Samedi le 31 Oct. Mon cher Fantin j'esperais bien t'avoir envoyé ce petit mot avant - mais pour les lettres tu sais je suis toujours terrible - et maintenant je suis dans le travail jusqu'au cou! - ça fait que j'écris un peu et puis viennent les models et la journée, et le soleil qui se couche bien trop tôt et puis [p. 3] quelqu'un qui entre et rest[e] dîner - et si je sors un instant vlan! la nuit! et moi éreinté, tombant de someil et incapable de rien faire! - Ah que je voudrais bien te voir! - te causer pendant deux jours de suite! j'ai tant de choses a te dire - mais je crains que de cette façon, elles ne te seront jamais écrites! - Je viens de voir un tableau de Legros[8] dans une Exposition d'hiver ici - C'est fort bien! tres bien - "Les demoiselles de Ste Marie" - Un fond d'église - des jeunes filles assises - un moine jouant de l'orgue, ou espece de claveçin - et un pretre lisant ou chantant - Le tout j'aime beaucoup - la composition en est charmant - le dessin tres tiré - et il y a grand progrès - toujours dans les mêmes données - Mais le pretre par exemple fait tache et n'est pas bien dans l'arangement des couleurs du tableau ni les lignes non plus - Du reste je trouve l'oeuvre de Legros pour ainsi dire l'oeuvre d'un viellard - et son art, sans espoir! -

Le docteur Hart[9], a été ici - il est ravi de tes deux bouquets - il les a emporté pour les faire encadrer de suite - Je lui ai donné ton adresse et il est parti en promettant de t'écrire immédiatement. - Il en est si content qu'il est probable qu'il t'aura d'autres commandes - Les fleurs ont [p. 4] eu un vrai succès içi et j'espère qu'il y en aura un bon resultat.-

Nov. 3. Voici encore cette lettre! décidement je vais te l'envoyer bientôt ou ça tournera au journal de l'an dernier et il faudrait plutôt la jeter au feu! Voyons de qui vais-je te parler - Edwards[10], je l'ai vu il y a quelque temps, et il est venu me voir - Nous sommes très bien ensemble et il parle de toi toujours avec grande amitié et affection - Il voit Legros mais ne cache point son mepris pour sa poltronerie[11] -

Edwards est même enthousiaste pour moi, étant au fond charmé de ce que Haden[12] a été battu par moi! Quant à Legros il ne lui reste je crois presque personne.

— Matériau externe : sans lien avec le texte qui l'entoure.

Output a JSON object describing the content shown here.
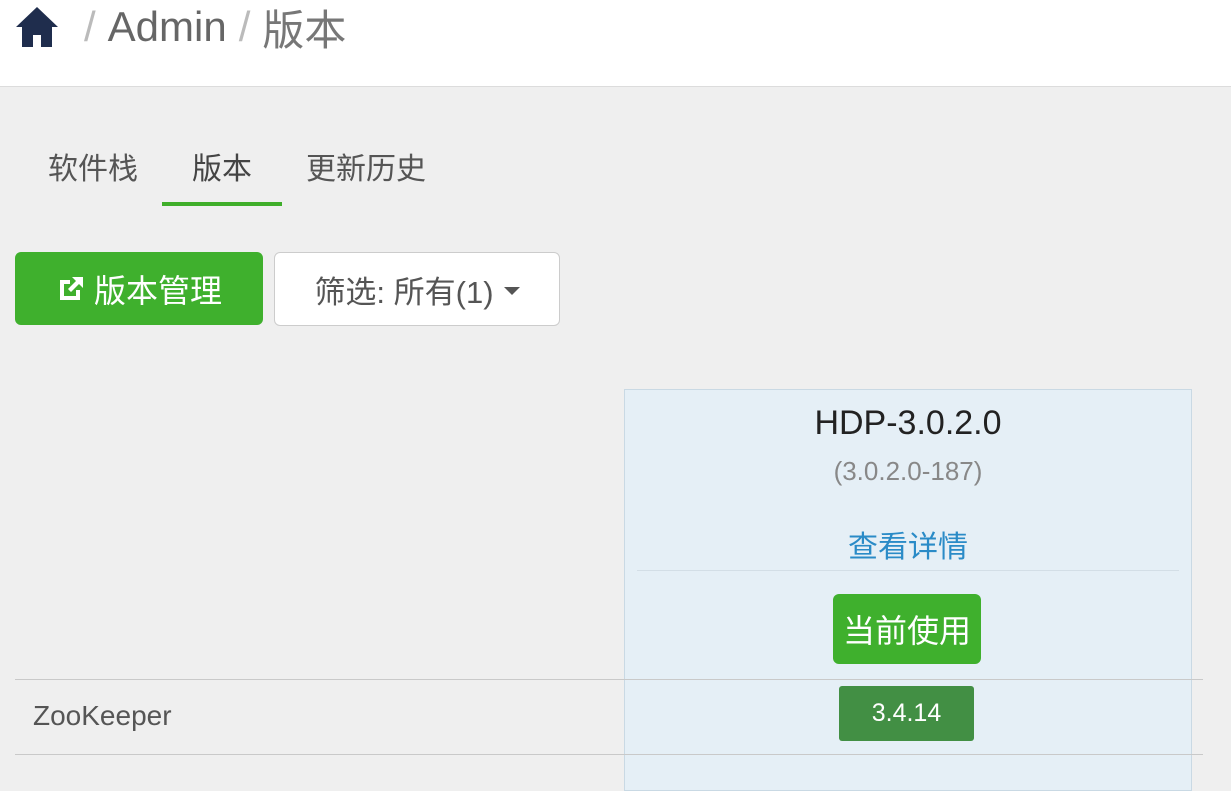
{
  "breadcrumb": {
    "home_icon": "home-icon",
    "separator": "/",
    "admin": "Admin",
    "current": "版本"
  },
  "tabs": [
    {
      "label": "软件栈",
      "active": false
    },
    {
      "label": "版本",
      "active": true
    },
    {
      "label": "更新历史",
      "active": false
    }
  ],
  "toolbar": {
    "manage_label": "版本管理",
    "manage_icon": "external-link-icon",
    "filter_label": "筛选: 所有(1)"
  },
  "version": {
    "name": "HDP-3.0.2.0",
    "build": "(3.0.2.0-187)",
    "details_link": "查看详情",
    "status_button": "当前使用"
  },
  "services": [
    {
      "name": "ZooKeeper",
      "version": "3.4.14"
    }
  ],
  "colors": {
    "accent_green": "#3fb02d",
    "version_badge": "#428f44",
    "link_blue": "#2a8bc7",
    "card_bg": "#e5eff6"
  }
}
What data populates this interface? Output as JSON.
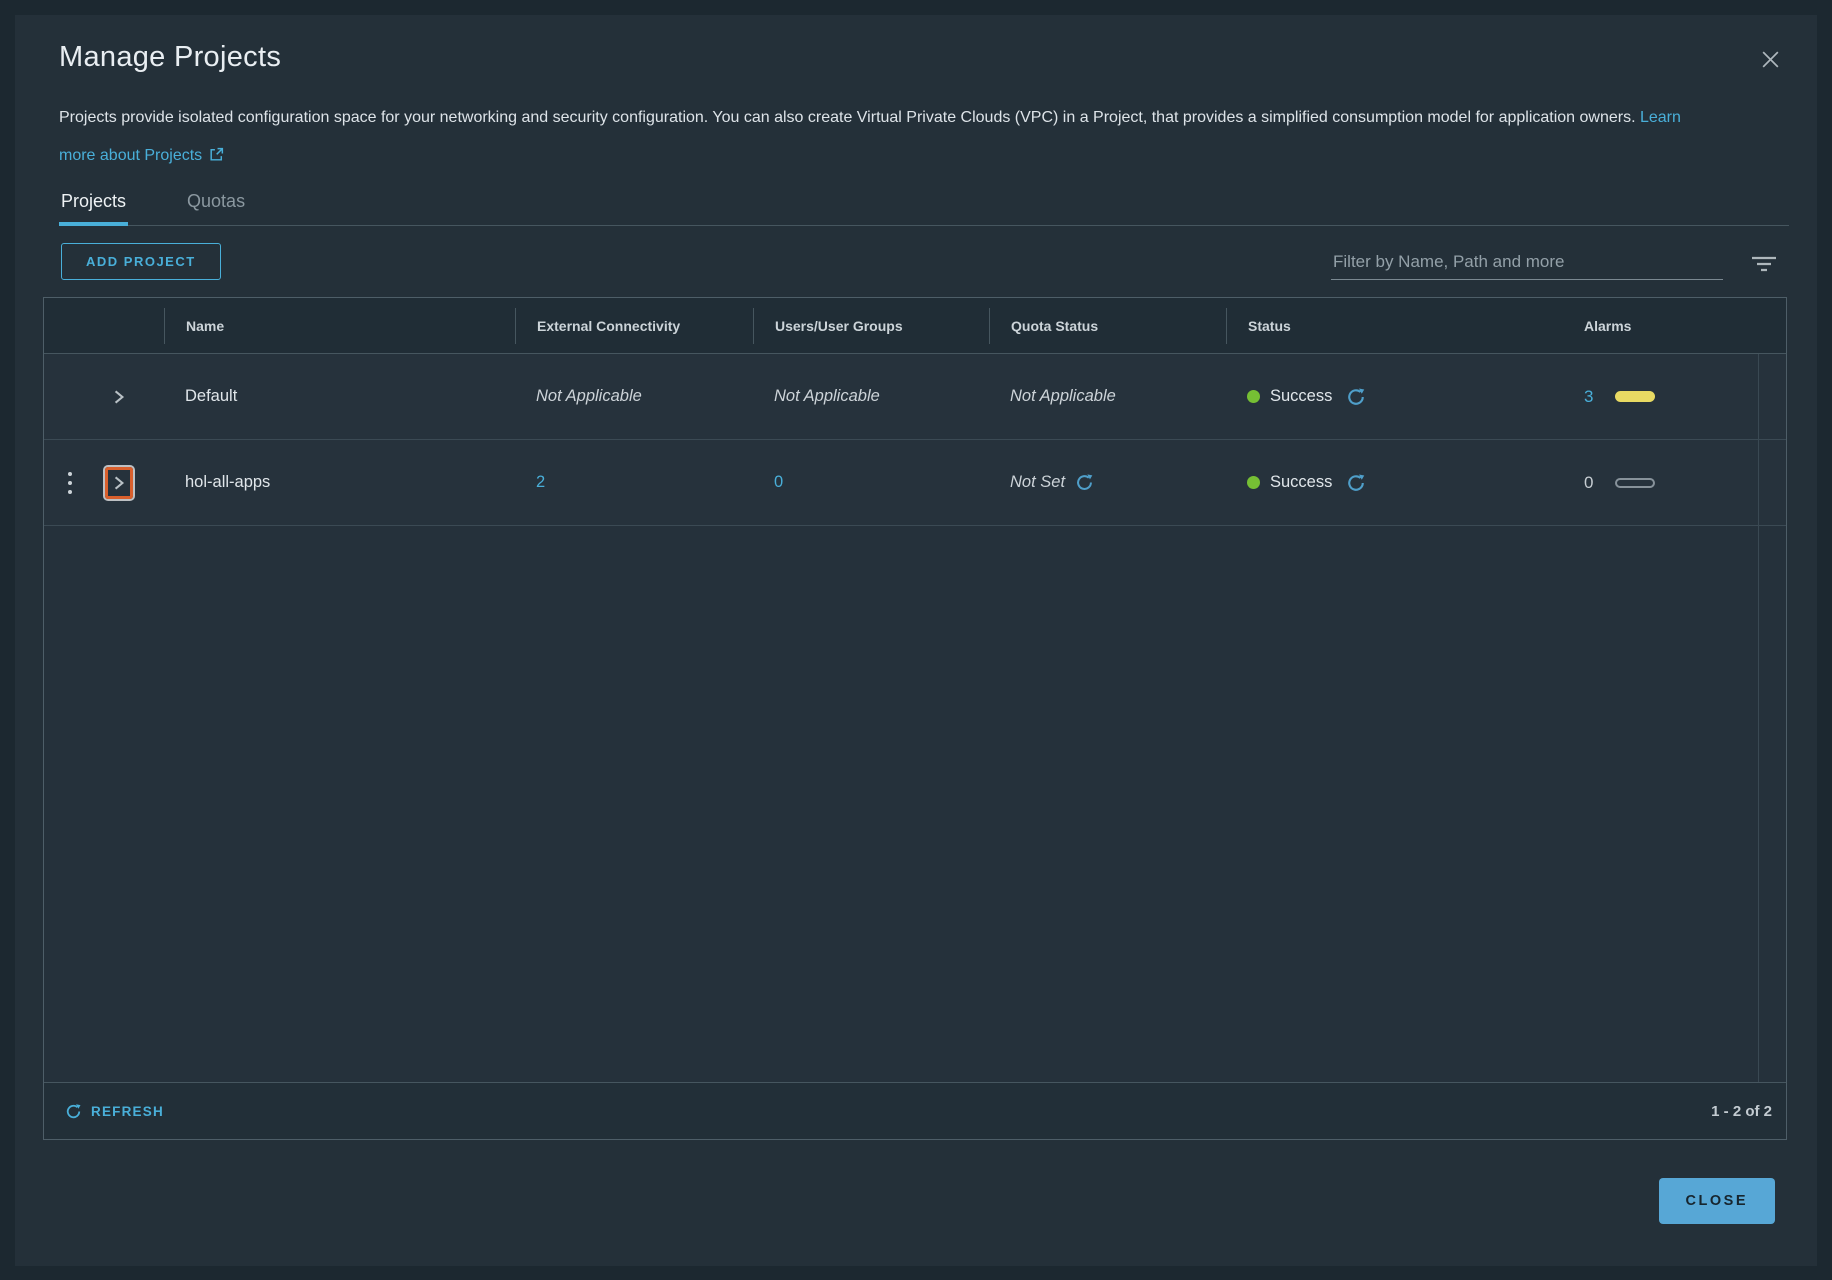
{
  "dialog": {
    "title": "Manage Projects",
    "description": "Projects provide isolated configuration space for your networking and security configuration. You can also create Virtual Private Clouds (VPC) in a Project, that provides a simplified consumption model for application owners.",
    "learn_more_label": "Learn more about Projects",
    "close_action_label": "CLOSE"
  },
  "tabs": [
    {
      "label": "Projects",
      "active": true
    },
    {
      "label": "Quotas",
      "active": false
    }
  ],
  "toolbar": {
    "add_project_label": "ADD PROJECT",
    "filter_placeholder": "Filter by Name, Path and more"
  },
  "table": {
    "columns": {
      "name": "Name",
      "external_connectivity": "External Connectivity",
      "users": "Users/User Groups",
      "quota_status": "Quota Status",
      "status": "Status",
      "alarms": "Alarms"
    },
    "rows": [
      {
        "name": "Default",
        "external_connectivity": "Not Applicable",
        "users": "Not Applicable",
        "quota_status": "Not Applicable",
        "status": "Success",
        "alarms": "3"
      },
      {
        "name": "hol-all-apps",
        "external_connectivity": "2",
        "users": "0",
        "quota_status": "Not Set",
        "status": "Success",
        "alarms": "0"
      }
    ],
    "footer": {
      "refresh_label": "REFRESH",
      "range": "1 - 2 of 2"
    }
  },
  "icons": {
    "close": "close-icon (thin x)",
    "external_link": "external-link-icon (box with arrow)",
    "filter": "filter-icon (three shrinking bars)",
    "expand": "chevron-right-icon",
    "kebab": "vertical-ellipsis-icon",
    "refresh": "refresh-icon (circular arrow)",
    "status_dot": "green-status-dot"
  },
  "colors": {
    "accent_blue": "#49afd9",
    "success_green": "#76bf34",
    "alarm_yellow": "#e8da63",
    "highlight_orange": "#d95f2c",
    "close_button_bg": "#57a7d6",
    "dialog_bg": "#243039",
    "page_bg": "#1c2830"
  }
}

Une espèce de pitié est sa portion parmi ceux qui lui voulaient du bien, une pitié qui à Paris tuerait un homme. [p. 5] Aleco[13] lui tourne le dos et ne lui parle plus - Il n'est plus reçu chez les Ionides - à l'exception du gros frère Constantin[14] qui est très entêté comme tu sais et s'est rangé du côté opposé contre moi - Chez Rossetti[15] Legros ne vient plus de peur sans doute de me rencontrer - car il me fuit de loin! Il fallait voir comme Madame Edwards[16] riait en me racontant la fuite precipitée de Legros en me voyant à l'Académie[17] cet été! - Tu sais il est probable que je ne le batterai plus - il n'en vaut pas la peine - Même ça fait presque pitié tellement est il démoralisé. - Mais c'est trop longtemps causer Legros -

L'affaire Haden et Legros [18]est trop longue pour te l'écrire, mais je l'ai en Anglais et je te l'enverrai tout de même un jour - quelqu'un te la traduira - En attendant je te dirai que Haden s'est rendu méprisable et ridicule au plus haut degré par tous ses derniers procédés - et a perdu l'estime de presque tout le monde - Legros en revenant de Paris après le Salon a raconté içi, qu'il avait donné là-bas une espèce de soirée ou réunion quelconque, et que Fantin est venu y assister sans avoir été invité - Enfin qu'il t'avait reçu avec politesse mêlée de froideur et dignité (tu vois ça d'ici!) pour ne pas avoir de scène - mais qu'à la fin de la soirée il t'avait congédié en te faisant comprendre qu'il ne fallait plus y revenir! - Nov. 19. Je viens de recevoir ta lettre! - Je n'ose pas m'excuser - Seulement si j'avais pu suposer que tu n'aies pas reçu l'argent il y a longtemps, c'est à dire immédiatement après que le docteur Hart emporta les toiles, je t'aurais certainement écrit un mot de suite - Il m'avait promis de te l'envoyer sans perte de temps - Je lui ai écrit ce matin en le priant de t'envoyer les 20 livres de suite - [p. 6] C'est un très gentil garçon, et il doit avoir erreur quelconque de sa part - car il était très content de ses tableaux.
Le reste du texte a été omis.